Meanwhile, the UK’s automotive sector is charting a different course. In a recent industry white paper, the Society of Motor Manufacturers and Traders (SMMT) called for a “radical acceleration” of domestic battery production, citing the need to insulate the supply chain from external shocks. The UK currently has only one major gigafactory under construction, in Sunderland, and plans for additional facilities have been slow to materialise. “Sovereign capability is not a luxury; it is an existential necessity for our industry,” said Mike Hawes, SMMT Chief Executive, in a statement.
The divergence between Ferrari’s approach and the UK’s strategic vision highlights a fundamental dilemma facing the automotive world. On one hand, Chinese batteries offer immediate cost and performance advantages. On the other, Western governments are increasingly viewing battery supply chains through a national security lens. This mirrors the semiconductor crisis, where reliance on a single geographic region led to severe disruptions. The analogy is apt: just as a monolithic silicon supply chain choked global industry, a monolithic battery supply chain could do the same.
The physics of energy storage may offer a way out. Solid-state batteries, which promise higher energy density and safety, are under development by companies like QuantumScape and Toyota. If these technologies mature, they could reduce dependence on Chinese lithium-ion production. However, commercialisation remains years away. In the interim, the UK must decide whether to subsidise domestic production aggressively or risk falling behind in the race for EV dominance.
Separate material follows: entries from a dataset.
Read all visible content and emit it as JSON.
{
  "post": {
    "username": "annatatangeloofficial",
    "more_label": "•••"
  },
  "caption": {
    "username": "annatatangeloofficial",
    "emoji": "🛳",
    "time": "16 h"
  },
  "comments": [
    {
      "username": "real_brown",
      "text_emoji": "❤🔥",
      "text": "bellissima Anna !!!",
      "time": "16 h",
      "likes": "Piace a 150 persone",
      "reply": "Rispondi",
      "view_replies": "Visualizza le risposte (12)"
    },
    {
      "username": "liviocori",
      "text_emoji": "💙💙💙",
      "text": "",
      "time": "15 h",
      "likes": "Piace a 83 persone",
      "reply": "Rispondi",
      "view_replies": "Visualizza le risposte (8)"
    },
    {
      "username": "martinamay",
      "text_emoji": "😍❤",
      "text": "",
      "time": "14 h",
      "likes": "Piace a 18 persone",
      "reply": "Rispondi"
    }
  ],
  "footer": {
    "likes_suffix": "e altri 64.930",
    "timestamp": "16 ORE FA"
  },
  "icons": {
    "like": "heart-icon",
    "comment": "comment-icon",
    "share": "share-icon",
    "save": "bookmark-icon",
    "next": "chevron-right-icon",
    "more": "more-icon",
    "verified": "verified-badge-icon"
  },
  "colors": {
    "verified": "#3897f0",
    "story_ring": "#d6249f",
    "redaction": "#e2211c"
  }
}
Ferrari’s backlash may serve as a cautionary tale. The company’s brand, built on a legacy of independence and innovation, now faces accusations of trading sovereignty for cost efficiency. The UK industry, by championing sovereign supply chains, is placing a bet on resilience over short-term financial gain. Only time will tell which strategy drives the future. But as the planet warms and the transition to electric mobility accelerates, the urgency of fixing these supply chains has never been more acute. The biosphere does not wait for geopolitical squabbles.
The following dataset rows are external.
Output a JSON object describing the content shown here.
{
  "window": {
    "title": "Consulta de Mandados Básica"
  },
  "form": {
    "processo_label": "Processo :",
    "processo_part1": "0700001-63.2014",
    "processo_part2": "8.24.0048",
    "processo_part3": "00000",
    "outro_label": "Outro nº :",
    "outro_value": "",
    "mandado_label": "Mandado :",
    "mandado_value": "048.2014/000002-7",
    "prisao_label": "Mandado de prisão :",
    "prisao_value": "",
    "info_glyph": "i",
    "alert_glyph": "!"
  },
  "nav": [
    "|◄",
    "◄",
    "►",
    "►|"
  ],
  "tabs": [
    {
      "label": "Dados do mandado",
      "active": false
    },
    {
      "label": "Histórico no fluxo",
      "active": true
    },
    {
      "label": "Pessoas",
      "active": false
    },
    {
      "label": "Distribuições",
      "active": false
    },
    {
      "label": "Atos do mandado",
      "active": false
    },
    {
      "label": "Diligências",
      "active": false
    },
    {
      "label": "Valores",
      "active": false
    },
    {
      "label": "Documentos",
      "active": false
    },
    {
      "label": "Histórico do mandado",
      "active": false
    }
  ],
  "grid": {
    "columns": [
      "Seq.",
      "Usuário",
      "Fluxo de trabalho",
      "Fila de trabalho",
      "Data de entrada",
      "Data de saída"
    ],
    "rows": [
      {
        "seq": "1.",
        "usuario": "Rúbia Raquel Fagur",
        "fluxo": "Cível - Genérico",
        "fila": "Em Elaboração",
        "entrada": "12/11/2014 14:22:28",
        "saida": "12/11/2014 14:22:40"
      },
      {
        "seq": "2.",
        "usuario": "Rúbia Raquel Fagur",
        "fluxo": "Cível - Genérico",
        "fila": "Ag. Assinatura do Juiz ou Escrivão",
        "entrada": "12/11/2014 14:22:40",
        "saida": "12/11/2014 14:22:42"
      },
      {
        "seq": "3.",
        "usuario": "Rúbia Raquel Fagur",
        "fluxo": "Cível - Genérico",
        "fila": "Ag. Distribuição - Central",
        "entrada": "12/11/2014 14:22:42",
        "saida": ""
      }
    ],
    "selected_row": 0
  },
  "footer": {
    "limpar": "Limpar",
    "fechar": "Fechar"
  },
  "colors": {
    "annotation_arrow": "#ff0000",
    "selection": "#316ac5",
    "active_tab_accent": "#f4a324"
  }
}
The data is clear: global CO2 emissions from transport must fall by 50% by 2030 to meet Paris Agreement targets. Every delay in electrification costs the planet precious time. The Ferrari controversy may seem like a corporate footnote, but it echoes a larger reality: the green transition is inseparable from the geopolitics of technology. The UK’s sovereign supply chain push is a step in the right direction, but it must be matched with investment, innovation, and international cooperation. The alternative is a fragmented world where private cars remain tethered to a single, vulnerable artery of battery materials.